Notfallseelsorge im Rhein-Kreis Neuss gründet Förderverein

178 Einsätze im Rhein-Kreis Neuss in 2018: Notfallseelsorge gründet Förderverein

Die Notfallseelsorge Neuss feiert in diesem Jahr 20-jähriges Bestehen. Sie ist im gesamten Rhein-Kreis unterwegs, hat pro Jahr zwischen 170 und 180 Einsätze. Ein Förderverein soll die Arbeit unterstützen. Er wird am Donnerstag gegründet.

Notfallseelsorge ist „Erste Hilfe an der Seele“. Die Mitarbeiter, alle ehrenamtlich im Einsatz, begleiten Menschen, die durch einen Unfall, ein traumatisches Erlebnis oder den plötzlichen Tod eines Angehörigen oder Freundes plötzlich in ihrer Lebenssituation erschüttert sind. Obwohl schon 1999 von der evangelischen Pfarrerin Angelika Ludwig gegründet, wurde die Seelsorge erst richtig bekannt, als die Mitarbeiter 2012 nach dem tödlichen Messerangriff auf eine Mitarbeiterin des Neusser Jobcenters gerufen wurden, und dort über viele Wochen die zum Teil schwer traumatisierten Mitarbeiter betreuten, so dass die langsam wieder zu einem „normalen“ Arbeitsalltag finden konnten.

Im vergangenen Jahr waren es die beiden Badeunfälle am Kaarster See, wo ein vier Jahre alter Junge und ein 19-jähriger Mann ertranken. Auch bei dem Massenunfall auf der A57 bei Dormagen vor einigen Jahren waren die Mitarbeiter der Notfallseelsorge im Einsatz. 178 Einsätze waren es im vergangenen Jahr, insgesamt 432 Stunden. Informiert werden die Kräfte in der Regel von der Kreisleitstelle. Rund um die Uhr hat ein Notfallseelsorge-Assistent Bereitschaft. „Wenn er angerufen wird, dann holt er den Notfallseelsorger ab“, sagt Angelika Ludewig. Sie erklärt den sogenannten Neusser Weg, nämlich das Ausrücken von zwei Personen. „Nur so kann sich der Seelsorger ausschließlich um die Betroffenen kümmern und muss vor Ort nichts organisieren. Das erledigt der Assistent, der in der Regel aus den Reihen der Feuerwehr oder anderer Hilfsorganisationen kommt.“ Aktuell sind es zwölf Assistenten, wobei gerade 16 eine Ausbildung (180 Stunden) machen. Die Notfallseelsorger sind Geistliche beider Konfessionen und speziell ausgebildete Ehrenamtler.

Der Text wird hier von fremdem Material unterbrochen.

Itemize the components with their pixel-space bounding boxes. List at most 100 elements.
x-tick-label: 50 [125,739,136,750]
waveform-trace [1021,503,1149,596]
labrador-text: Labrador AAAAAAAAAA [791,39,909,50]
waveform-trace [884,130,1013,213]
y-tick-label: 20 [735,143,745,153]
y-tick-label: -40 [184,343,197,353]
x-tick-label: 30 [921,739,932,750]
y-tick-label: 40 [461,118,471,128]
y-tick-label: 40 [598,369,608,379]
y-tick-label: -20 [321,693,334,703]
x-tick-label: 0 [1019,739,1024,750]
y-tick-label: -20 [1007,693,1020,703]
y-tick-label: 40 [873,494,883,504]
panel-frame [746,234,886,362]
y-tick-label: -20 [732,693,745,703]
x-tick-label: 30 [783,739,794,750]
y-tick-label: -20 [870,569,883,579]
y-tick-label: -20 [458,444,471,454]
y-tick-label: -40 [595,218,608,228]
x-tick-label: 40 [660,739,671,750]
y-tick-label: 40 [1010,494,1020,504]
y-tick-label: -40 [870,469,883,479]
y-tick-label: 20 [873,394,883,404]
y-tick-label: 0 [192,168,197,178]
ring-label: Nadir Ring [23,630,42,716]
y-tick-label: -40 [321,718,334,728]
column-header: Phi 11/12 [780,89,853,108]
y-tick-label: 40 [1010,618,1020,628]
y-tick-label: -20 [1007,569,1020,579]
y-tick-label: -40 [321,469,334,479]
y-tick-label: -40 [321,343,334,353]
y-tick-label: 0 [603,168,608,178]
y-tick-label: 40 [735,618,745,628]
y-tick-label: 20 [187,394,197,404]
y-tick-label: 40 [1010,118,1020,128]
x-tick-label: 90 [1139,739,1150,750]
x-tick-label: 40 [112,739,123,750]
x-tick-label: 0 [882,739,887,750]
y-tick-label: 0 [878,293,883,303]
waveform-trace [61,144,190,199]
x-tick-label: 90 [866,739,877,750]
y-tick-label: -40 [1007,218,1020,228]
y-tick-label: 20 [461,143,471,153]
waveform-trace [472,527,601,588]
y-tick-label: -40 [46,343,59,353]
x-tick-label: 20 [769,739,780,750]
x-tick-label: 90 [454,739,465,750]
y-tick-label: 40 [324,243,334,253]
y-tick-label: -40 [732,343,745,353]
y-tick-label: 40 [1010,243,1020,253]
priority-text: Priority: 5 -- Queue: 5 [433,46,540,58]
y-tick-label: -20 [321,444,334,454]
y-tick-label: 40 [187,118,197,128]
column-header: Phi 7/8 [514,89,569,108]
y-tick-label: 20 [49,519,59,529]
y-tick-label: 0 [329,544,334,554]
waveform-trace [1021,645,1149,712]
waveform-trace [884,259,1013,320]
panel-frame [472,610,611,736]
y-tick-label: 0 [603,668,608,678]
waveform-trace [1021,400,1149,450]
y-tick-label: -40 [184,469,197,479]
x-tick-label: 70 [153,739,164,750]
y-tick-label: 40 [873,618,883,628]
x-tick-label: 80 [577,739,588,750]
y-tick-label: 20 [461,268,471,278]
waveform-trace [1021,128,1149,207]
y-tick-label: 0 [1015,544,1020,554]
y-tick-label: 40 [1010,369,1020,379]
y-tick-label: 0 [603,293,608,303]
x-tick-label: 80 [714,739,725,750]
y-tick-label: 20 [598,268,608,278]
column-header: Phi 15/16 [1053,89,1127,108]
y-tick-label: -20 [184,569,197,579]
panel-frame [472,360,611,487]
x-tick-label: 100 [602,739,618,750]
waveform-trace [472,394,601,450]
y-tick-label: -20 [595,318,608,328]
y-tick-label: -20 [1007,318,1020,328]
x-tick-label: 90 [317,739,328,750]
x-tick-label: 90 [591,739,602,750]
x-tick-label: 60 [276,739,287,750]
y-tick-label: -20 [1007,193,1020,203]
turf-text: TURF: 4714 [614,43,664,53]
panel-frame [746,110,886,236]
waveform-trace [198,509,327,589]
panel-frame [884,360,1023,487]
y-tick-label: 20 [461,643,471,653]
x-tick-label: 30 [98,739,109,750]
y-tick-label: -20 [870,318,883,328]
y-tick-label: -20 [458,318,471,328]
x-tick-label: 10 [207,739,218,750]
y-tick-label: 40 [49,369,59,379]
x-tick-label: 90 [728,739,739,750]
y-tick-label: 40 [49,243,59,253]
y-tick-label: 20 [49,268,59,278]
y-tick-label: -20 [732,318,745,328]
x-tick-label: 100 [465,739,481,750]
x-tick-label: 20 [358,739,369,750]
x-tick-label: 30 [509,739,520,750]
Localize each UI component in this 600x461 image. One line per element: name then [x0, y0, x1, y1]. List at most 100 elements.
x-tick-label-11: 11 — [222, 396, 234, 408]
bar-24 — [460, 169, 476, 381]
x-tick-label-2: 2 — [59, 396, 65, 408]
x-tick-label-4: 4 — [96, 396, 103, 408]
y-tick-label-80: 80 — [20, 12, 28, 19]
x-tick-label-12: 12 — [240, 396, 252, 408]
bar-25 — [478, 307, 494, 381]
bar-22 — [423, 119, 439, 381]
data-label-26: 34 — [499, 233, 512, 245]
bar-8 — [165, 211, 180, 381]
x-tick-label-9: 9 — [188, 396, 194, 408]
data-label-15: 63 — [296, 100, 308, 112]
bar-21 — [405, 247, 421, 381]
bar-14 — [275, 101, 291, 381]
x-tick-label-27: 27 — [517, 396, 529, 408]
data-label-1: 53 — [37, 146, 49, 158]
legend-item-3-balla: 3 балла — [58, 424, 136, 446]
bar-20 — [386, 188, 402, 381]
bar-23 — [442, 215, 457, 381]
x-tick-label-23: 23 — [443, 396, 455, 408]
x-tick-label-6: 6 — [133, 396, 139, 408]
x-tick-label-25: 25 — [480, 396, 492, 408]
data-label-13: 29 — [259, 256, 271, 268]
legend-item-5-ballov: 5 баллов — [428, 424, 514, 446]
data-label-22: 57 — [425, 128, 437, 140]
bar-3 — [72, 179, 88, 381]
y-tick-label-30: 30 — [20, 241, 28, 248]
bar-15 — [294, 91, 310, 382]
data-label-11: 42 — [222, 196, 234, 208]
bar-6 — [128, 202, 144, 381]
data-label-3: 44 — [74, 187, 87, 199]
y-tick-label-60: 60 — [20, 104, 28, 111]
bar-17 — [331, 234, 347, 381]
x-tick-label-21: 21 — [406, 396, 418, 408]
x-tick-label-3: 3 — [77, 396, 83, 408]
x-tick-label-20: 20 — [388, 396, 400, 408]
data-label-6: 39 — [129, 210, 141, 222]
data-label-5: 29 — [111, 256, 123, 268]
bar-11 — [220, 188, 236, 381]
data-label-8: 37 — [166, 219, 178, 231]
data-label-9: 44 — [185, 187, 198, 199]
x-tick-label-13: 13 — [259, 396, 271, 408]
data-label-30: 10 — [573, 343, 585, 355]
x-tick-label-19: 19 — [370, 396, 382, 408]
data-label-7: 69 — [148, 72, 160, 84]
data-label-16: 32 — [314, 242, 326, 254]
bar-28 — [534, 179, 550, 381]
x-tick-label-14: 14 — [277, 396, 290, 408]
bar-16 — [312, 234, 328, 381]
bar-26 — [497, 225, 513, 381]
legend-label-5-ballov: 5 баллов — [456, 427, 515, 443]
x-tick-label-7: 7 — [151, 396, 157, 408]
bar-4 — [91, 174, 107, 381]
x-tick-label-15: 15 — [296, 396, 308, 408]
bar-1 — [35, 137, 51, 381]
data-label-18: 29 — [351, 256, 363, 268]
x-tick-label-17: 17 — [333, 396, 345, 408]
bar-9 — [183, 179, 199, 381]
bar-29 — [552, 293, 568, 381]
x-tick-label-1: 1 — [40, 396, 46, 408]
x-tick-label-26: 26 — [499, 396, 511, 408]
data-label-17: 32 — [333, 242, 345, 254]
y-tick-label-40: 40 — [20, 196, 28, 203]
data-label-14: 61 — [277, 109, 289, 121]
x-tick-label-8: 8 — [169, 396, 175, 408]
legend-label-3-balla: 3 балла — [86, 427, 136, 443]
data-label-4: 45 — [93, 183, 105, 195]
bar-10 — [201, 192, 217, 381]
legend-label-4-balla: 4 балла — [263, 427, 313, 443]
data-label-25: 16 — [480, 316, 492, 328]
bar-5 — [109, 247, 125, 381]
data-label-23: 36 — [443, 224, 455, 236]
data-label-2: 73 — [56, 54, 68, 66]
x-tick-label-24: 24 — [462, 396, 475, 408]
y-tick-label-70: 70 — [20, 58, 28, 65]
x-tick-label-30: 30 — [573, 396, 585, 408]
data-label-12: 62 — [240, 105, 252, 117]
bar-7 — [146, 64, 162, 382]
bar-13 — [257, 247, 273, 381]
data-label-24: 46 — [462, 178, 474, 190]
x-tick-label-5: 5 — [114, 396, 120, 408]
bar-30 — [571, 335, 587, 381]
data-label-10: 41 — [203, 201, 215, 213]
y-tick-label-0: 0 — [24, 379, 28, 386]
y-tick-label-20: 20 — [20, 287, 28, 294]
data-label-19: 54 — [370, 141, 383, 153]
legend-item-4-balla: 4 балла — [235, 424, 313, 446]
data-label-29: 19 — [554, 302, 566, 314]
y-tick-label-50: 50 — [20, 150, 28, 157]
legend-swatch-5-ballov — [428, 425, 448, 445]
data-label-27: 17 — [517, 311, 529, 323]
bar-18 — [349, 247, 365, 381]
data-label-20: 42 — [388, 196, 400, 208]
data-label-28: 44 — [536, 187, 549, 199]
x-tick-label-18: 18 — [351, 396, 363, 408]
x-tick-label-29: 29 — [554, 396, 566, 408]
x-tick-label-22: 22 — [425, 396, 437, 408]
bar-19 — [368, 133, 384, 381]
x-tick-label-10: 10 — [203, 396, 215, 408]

Träger der Seelsorge sind der evangelische Kirchenkreis Gladbach-Neuss sowie der Verband der Katholischen Kirchengemeinden des Kölner Erzbistums im Rhein-Kreis. 10.000 Euro stehen pro Jahr zu Verfügung. Erst im vergangenen Jahr musste ein neues Einsatzfahrzeug gekauft werden, Kosten: 42.000 Euro. „Da es immer wieder Menschen gibt, die uns Geld spenden, haben wir uns jetzt entschlossen, einen Förderverein zu gründen“, sagt Ludwig. Und das aus ganz pragmatischen Gründen: Denn jede Spende werde als Einnahme verbucht und auf die 10.000 Euro Budget angerechnet, erklärt sie. Ein gemeinnütziger Verein könne außerdem Spendenquittungen ausstellen. „Und wir können von Institutionen Geld bekommen, die nicht direkt an Kirchen spenden“, fährt die Pfarrerin fort. Gründungsversammlung des neuen Vereins ist am Donnerstag, 18 Uhr in den Räumen der Johanniter-Unfall-Hilfe an der Hellersbergstraße 7. Kommen kann jeder, auch wenn er sich zunächst einmal nur informieren möchte. Gewählt wird der Vorstand.

Die Schirmherrschaft über den Verein übernimmt der Dormagener Bürgermeister Erik Lierenfeld. „Erik Lierenfeld hat bei dem Einsatz im Jobcenter 2012 unsere Arbeit hautnah miterlebt, weil er damals noch dort gearbeitet hat“, so Angelika Ludwig. Stimmt die Gründerversammlung zu, dann zahlen Erwachsene künftig 24 Euro Beitrag pro Jahr, Schüler, Studenten, Azubis, Rentner und Schwerbehinderte zwölf Euro und juristische Personen 150 Euro – mindestens, denn wer mehr geben möchte, der wird daran sicher nicht gehindert.